Солнце до половины уже обогнуло небо, и работа приближалась к концу, когда к работающим подошел младший сынишка Глеба.
Заплаканное лицо его, встрепанные волосы, а рубашонка, прорванная в двух-трех местах и запачканная грязью, обратили на него тотчас же внимание присутствующих.
– Что ты, Ванюшка? – спросили в один голос отец и Василий.
– Должно быть, с моим Гришуткой… Вестимо, ребятеночки еще: что с них взять! – обязательно предупредил Аким, догадавшийся с первого взгляда, что тут, конечно, не обошлось без Гришутки.
– Хорошее баловство, нечего сказать! – возразил Глеб, оглядывая сынишку далеко, однако ж, не строгими глазами. – Вишь, рубаху-то как отделал! Мать не нашьется, не настирается, а вам, пострелам, и нуждушки нет. И весь-то ты покуда одной заплаты не стоишь… Ну, на этот раз сошло, а побалуй так-то еще у меня, и ты и Гришка, обоим не миновать дубовой каши, да и пирогов с березовым маслом отведаете… Смотри, помни… Вишь, вечор впервые только встретились, а сегодня за потасовку!
– Да я его не трогал, – сказал мальчик, утирая рукавом слезы, которые текли по его полным, румяным щекам.
– Стало, он тебя поколотил?.. Ну, полно, не плачь: дай нам прийти домой, мы ему шею-то сами намнем.
– Он меня не колотил, – поспешно сказал мальчик.
– Как же так?
Мальчик замялся и пробормотал несвязно:
– Он меня… все… вот так-то вот… все… вот… все бьет!
– Должно быть, как-нибудь невзначай, – поспешил присовокупить дядя Аким.
– Ну, хорошо, – возразил Глеб, – он тебя поколотил; ну, а ты что?
– Я ничего, – отвечал простодушно Ваня.
– И сдачи не дал?
– Нет.
Глеб и за ним все присутствующие засмеялись.
– За что же он прибил тебя? – спросил отец, очевидно, с тою целью, чтобы позабавиться рассказом своего любимого детища.
– А я и сам не знаю, за что, – отвечал со вздохом Ваня. – Я на дворе играл, а он стоял на крыльце; ну, я ему говорю: «Давай, говорю, играть»; а он как пхнет меня: «Я-те лукну!» – говорит, такой серчалый!.. Потом он опять говорит: «Ступай, говорит, тебя тятька кличет». Я поглядел в ворота: вижу, ты меня не кличешь, и опять стал играть; а он опять: «Тебя, говорит, тятька кличет; ступай!» Я не пошел… что мне!.. Ну, а он тут и зачал меня бить… Я и пошел…

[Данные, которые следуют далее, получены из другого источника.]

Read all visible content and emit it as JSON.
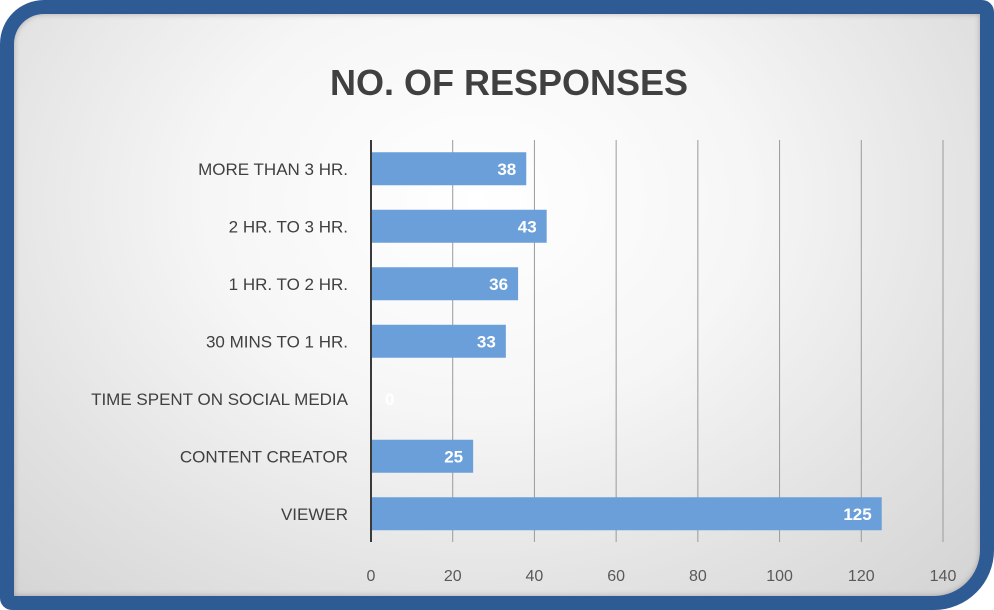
{
  "chart_data": {
    "type": "bar",
    "orientation": "horizontal",
    "title": "NO. OF RESPONSES",
    "categories": [
      "MORE THAN 3 HR.",
      "2 HR. TO 3 HR.",
      "1 HR. TO 2 HR.",
      "30 MINS TO 1 HR.",
      "TIME SPENT ON SOCIAL MEDIA",
      "CONTENT CREATOR",
      "VIEWER"
    ],
    "values": [
      38,
      43,
      36,
      33,
      0,
      25,
      125
    ],
    "xlim": [
      0,
      140
    ],
    "x_ticks": [
      "0",
      "20",
      "40",
      "60",
      "80",
      "100",
      "120",
      "140"
    ],
    "grid": "vertical",
    "data_labels": true,
    "colors": {
      "bar": "#6a9fd9",
      "frame": "#2f5b95",
      "text": "#404040",
      "grid": "#9a9a9a"
    }
  }
}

– Так, стало, сдачи-то ты и не дал?
– Нет.
– Ну, плохой же ты парнюха после этого! – смеясь, сказал отец. – Авось разве опосля как-нибудь посчитаетесь, а теперь пока он над тобой потешился… Эх ты, мозгляк, мозгляк, право мозгляк!.. Ну, что я стану с тобой делать? Слышь, сдачи не дал!.. Ну, где тебе быть с рыбаками! Ступай-ка лучше к бабам… вот они… ступай-кась туда… Они же, кстати, тебя и умоют! – заключил старый рыбак, подтрунивая над сыном и указывая ему рукою на отдаленную груду камней, из-за которой раздавался дружный стук вальков и время от времени показывались головы Анны и снохи ее.
Мальчик стыдливо потупил голову и молча поплелся к матери.
– А должно быть, шустер твой мальчишка-то, сват Аким, не тебе чета! – начал Глеб, снова принимаясь за работу. – Вишь, как отделал моего парня-то… Да и лукав же, видно, даром от земли не видок: «Поди, говорит, тятька зовет!» Смотри, не напроказил бы там чего.
– И-и-и, батюшка, куды! Я чай, он теперь со страху-то забился в уголок либо в лукошко и смигнуть боится. Ведь он это так только… знамо, ребятеночки!.. Повздорили за какое слово, да давай таскать… А то и мой смирен, куда те смирен! – отвечал дядя Аким, стараясь, особенно в эту минуту, заслужить одобрение рыбака за свое усердие, но со всем тем не переставая бросать беспокойные взгляды в ту сторону, где находился Гришутка.
Ванюша между тем, обмытый и обласканный матерью, успел уже забыть свое горе, и вскоре звонкий, веселый голосок его смешался со стуком вальков, которому, в свою очередь, с другого конца площадки отвечало постукиванье четырех молотков, приводивших к концу законопачиванье лодки.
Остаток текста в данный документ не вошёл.